Sunday, December 26, 2004

Things have moved on since the last report of Kafkaesque gloom I am delighted to say. I move into my new house in Brighton on 6th January. This is brilliantly good news, but also hard to credit that this process could have taken so long. The psychological benefits of this unblocking are hard to overstate. Immense relief. Finally my life can move on to its new phase.

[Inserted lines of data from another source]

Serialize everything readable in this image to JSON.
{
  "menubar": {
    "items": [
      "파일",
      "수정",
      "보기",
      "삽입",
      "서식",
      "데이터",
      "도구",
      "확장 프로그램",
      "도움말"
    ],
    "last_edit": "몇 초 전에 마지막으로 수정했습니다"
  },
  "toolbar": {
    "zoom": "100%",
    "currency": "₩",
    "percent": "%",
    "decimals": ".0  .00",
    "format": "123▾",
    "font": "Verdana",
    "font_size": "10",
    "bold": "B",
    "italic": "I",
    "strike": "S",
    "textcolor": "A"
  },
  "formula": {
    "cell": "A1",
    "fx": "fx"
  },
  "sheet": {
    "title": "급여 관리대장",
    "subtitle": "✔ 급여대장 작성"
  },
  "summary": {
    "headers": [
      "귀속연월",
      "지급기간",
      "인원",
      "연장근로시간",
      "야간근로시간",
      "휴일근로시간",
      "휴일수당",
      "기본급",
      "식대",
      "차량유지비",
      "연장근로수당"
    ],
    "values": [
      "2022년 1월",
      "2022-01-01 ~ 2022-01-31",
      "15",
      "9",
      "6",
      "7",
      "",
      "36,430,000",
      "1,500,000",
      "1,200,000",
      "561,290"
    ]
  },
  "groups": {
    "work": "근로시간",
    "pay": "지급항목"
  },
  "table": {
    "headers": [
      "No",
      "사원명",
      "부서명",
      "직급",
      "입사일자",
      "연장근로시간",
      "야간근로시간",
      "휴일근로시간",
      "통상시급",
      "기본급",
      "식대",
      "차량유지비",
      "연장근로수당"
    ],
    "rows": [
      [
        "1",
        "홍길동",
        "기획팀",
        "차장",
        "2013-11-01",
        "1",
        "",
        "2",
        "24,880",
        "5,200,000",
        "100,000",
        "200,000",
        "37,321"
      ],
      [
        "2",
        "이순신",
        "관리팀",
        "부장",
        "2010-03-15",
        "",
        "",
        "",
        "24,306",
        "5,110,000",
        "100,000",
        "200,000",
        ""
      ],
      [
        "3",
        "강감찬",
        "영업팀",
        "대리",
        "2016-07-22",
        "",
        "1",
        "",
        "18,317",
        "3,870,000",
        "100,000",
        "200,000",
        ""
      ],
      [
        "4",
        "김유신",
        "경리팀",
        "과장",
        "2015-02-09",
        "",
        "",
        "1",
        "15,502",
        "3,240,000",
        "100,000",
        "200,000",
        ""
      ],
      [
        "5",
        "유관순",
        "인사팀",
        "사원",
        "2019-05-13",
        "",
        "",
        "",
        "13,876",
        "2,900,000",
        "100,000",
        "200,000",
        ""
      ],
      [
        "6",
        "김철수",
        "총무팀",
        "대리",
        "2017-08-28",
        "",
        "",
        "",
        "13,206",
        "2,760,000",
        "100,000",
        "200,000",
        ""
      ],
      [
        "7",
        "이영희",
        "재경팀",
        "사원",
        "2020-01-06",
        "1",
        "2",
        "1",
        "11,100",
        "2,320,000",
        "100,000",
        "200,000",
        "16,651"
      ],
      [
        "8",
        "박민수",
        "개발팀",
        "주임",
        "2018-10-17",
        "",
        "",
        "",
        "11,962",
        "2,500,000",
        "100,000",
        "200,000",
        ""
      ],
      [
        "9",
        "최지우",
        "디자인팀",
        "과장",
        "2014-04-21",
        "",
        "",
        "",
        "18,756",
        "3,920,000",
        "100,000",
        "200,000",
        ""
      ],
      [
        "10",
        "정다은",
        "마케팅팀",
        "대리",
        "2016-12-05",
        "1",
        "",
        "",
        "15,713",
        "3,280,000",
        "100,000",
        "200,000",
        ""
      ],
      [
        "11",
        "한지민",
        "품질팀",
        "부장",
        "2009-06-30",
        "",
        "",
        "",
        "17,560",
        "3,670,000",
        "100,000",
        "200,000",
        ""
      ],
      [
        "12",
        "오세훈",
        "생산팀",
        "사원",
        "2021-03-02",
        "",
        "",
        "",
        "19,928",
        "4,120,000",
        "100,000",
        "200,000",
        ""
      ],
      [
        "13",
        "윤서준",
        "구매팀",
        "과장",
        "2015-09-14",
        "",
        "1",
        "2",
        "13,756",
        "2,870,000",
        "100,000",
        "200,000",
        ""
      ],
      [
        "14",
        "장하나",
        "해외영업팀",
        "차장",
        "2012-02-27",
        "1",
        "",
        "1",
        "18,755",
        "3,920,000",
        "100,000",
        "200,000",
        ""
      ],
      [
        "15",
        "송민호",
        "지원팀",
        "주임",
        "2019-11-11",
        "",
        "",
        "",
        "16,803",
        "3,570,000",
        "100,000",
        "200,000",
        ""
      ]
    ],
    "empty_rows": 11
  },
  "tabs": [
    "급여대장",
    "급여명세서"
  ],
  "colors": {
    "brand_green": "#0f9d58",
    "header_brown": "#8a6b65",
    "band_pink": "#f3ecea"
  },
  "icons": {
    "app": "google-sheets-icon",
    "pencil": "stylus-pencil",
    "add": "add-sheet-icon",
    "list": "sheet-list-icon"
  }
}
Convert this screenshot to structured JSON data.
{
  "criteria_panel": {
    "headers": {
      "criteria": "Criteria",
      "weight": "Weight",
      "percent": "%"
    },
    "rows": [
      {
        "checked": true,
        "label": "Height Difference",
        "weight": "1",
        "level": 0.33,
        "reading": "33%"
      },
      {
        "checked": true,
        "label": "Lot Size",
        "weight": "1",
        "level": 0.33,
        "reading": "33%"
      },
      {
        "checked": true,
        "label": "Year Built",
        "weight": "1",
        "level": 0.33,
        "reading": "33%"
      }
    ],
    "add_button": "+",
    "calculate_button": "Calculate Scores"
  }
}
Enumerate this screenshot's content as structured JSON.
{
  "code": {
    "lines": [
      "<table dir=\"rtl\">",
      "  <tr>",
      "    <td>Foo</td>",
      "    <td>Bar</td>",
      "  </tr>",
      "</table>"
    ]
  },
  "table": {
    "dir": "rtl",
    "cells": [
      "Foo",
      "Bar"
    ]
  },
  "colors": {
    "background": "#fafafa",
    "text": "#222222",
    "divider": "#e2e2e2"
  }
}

Having an extremely quiet christmas, with my Mother and Mase. Went for a walk in the woods this afternoon, and in the context of the social whirl of the last few weeks this quiet time is really pleasant. Have been working on my writing too for the first time in a long time. I really do feel optimistic and cheery, and looking forward to January and change.

Friday, December 10, 2004

Today finds me at work and thinking about Kafka. Although I started both The Castle, and TheTrial I was unable to finish either as both books made me feel anxious and depressed. I am thinking of Kafka chiefly because my wretched house move is making me feel like this too. Dates and promises are drifted temptingly before you by the human tapeworms which are lawyers and estate agents, only to be moved and revised when you reach out for them. Meanwhile the months fritter away and you end up impotently moaning in your blog about the Kafkaesque nature of it all. I don't know much about Kafka but I can only imagine what a bitch life must have been for him to write those books.

Life otherwise is cheerful. This time of year is fantastic in agencies. Clients are chiefly to be schmoozed, parties are to be had, and generally everyone hooks up with their old muckers. Much gormandising and drinking to be done and this is all good. Time to bury the hatchets with your colleagues and clients and get trashed, only for the whole ghastly rigmarole to start again in January.

On another note, my ex-wife is going great guns at the moment, appearing on TV and radio and so on. Looking forward to catching up with her next week to get the inside story.

Meanwhile I living with my folks still like some overgrown teenager. But thank goodness for their generosity. It means I don't have to fork out immense rents while waiting for the house business to be resolved. Being treated royally to toast and porridge and coffee every morning. And the elves steal into my bedroom during the day and straighten my duvet and do my washing.

I need to go for a swim now, all this partying is taking its toll. Ventripotence, as Dickens called it, is not a good look.